Due to factors like absenteeism from coronavirus cases, plus difficulty retaining and recruiting employees because of health concerns and a spike in violence against transit workers, the CTA has been short-staffed during COVID. The agency eventually admitted it’s been running fewer trains and buses due to labor shortages. Nowadays the CTA even posts announcements basically apologizing in advance for possible service gaps due to staffing issues.
Anecdotally, Streetsblog has heard plenty of complaints about inordinately long waits for buses and trains. And Fabio Göttlicher, a mobile developer and frequent Blue Line rider recently quantified the problem. He analyzed Blue Line Train Tracker data and found that since early December 2021 the CTA has only been running about half of the scheduled service on the line.
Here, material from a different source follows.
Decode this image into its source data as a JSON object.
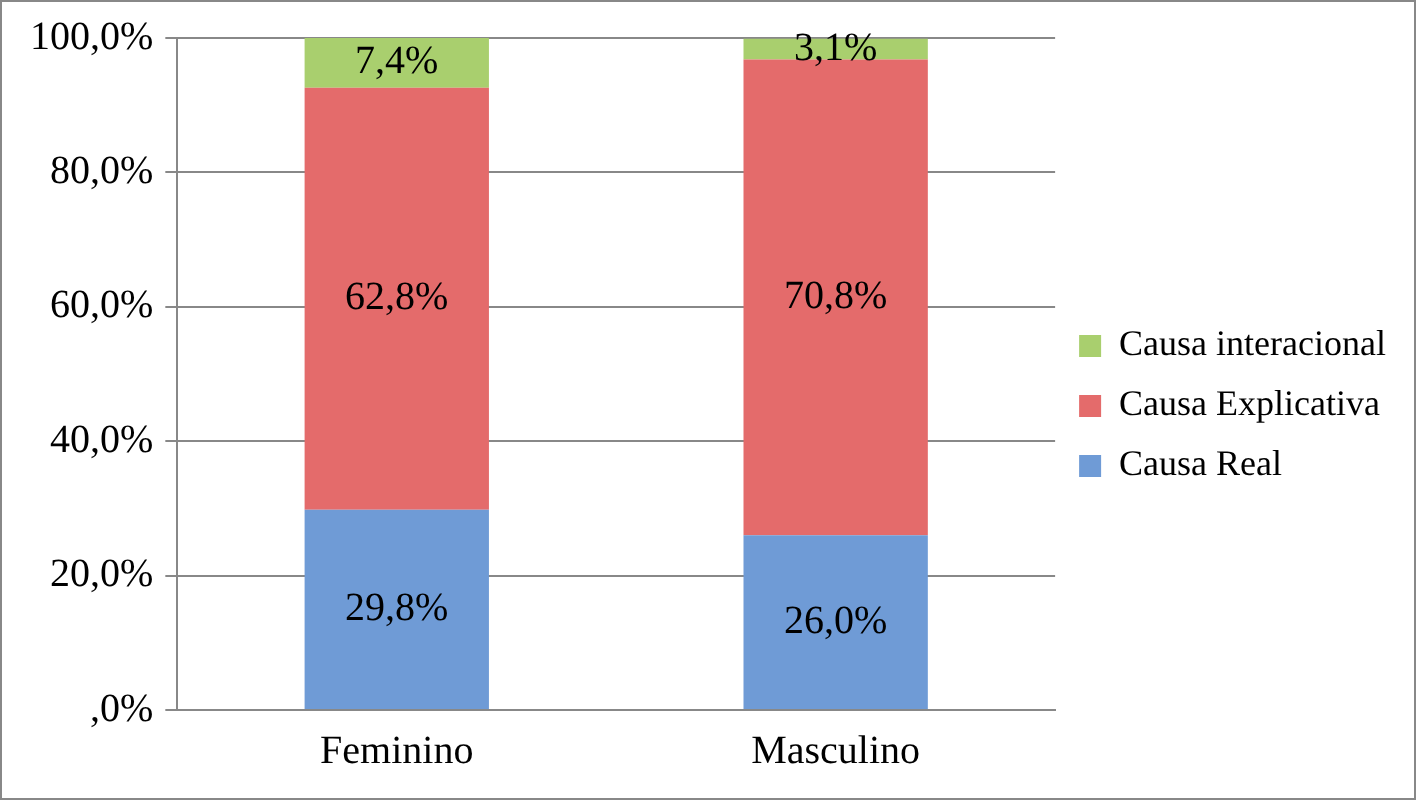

So what if we took a different approach and, instead of spending scores of millions of dollars on security personnel, focused on getting the CTA workforce up to full strength? This strategy would increase reliability, ridership, and safety, by having more eyes in the ‘L’ cars to deter crime and bad behavior.
In fairness, the CTA has made some progress in that department. On February 18, the agency announced a new labor contract with Amalgamated Transit Union locals #241 and #308, which represent bus and train operators. The four-year deal includes a 9.25 percent pay hike, plus a 5 percent, one-time payment for hours worked in the first year of the pandemic. That reflecting the fact that the work was more hazardous then because vaccines were unavailable.
But surely there’s more that can be done to hire as many CTA workers as necessary to get rid of these infuriating service gaps, which are suppressing ridership, and therefore undermining public safety. More advertising of the positions, hiring bonuses, additional perks to attract and retain bus and train drivers – whatever it takes, let’s get it done.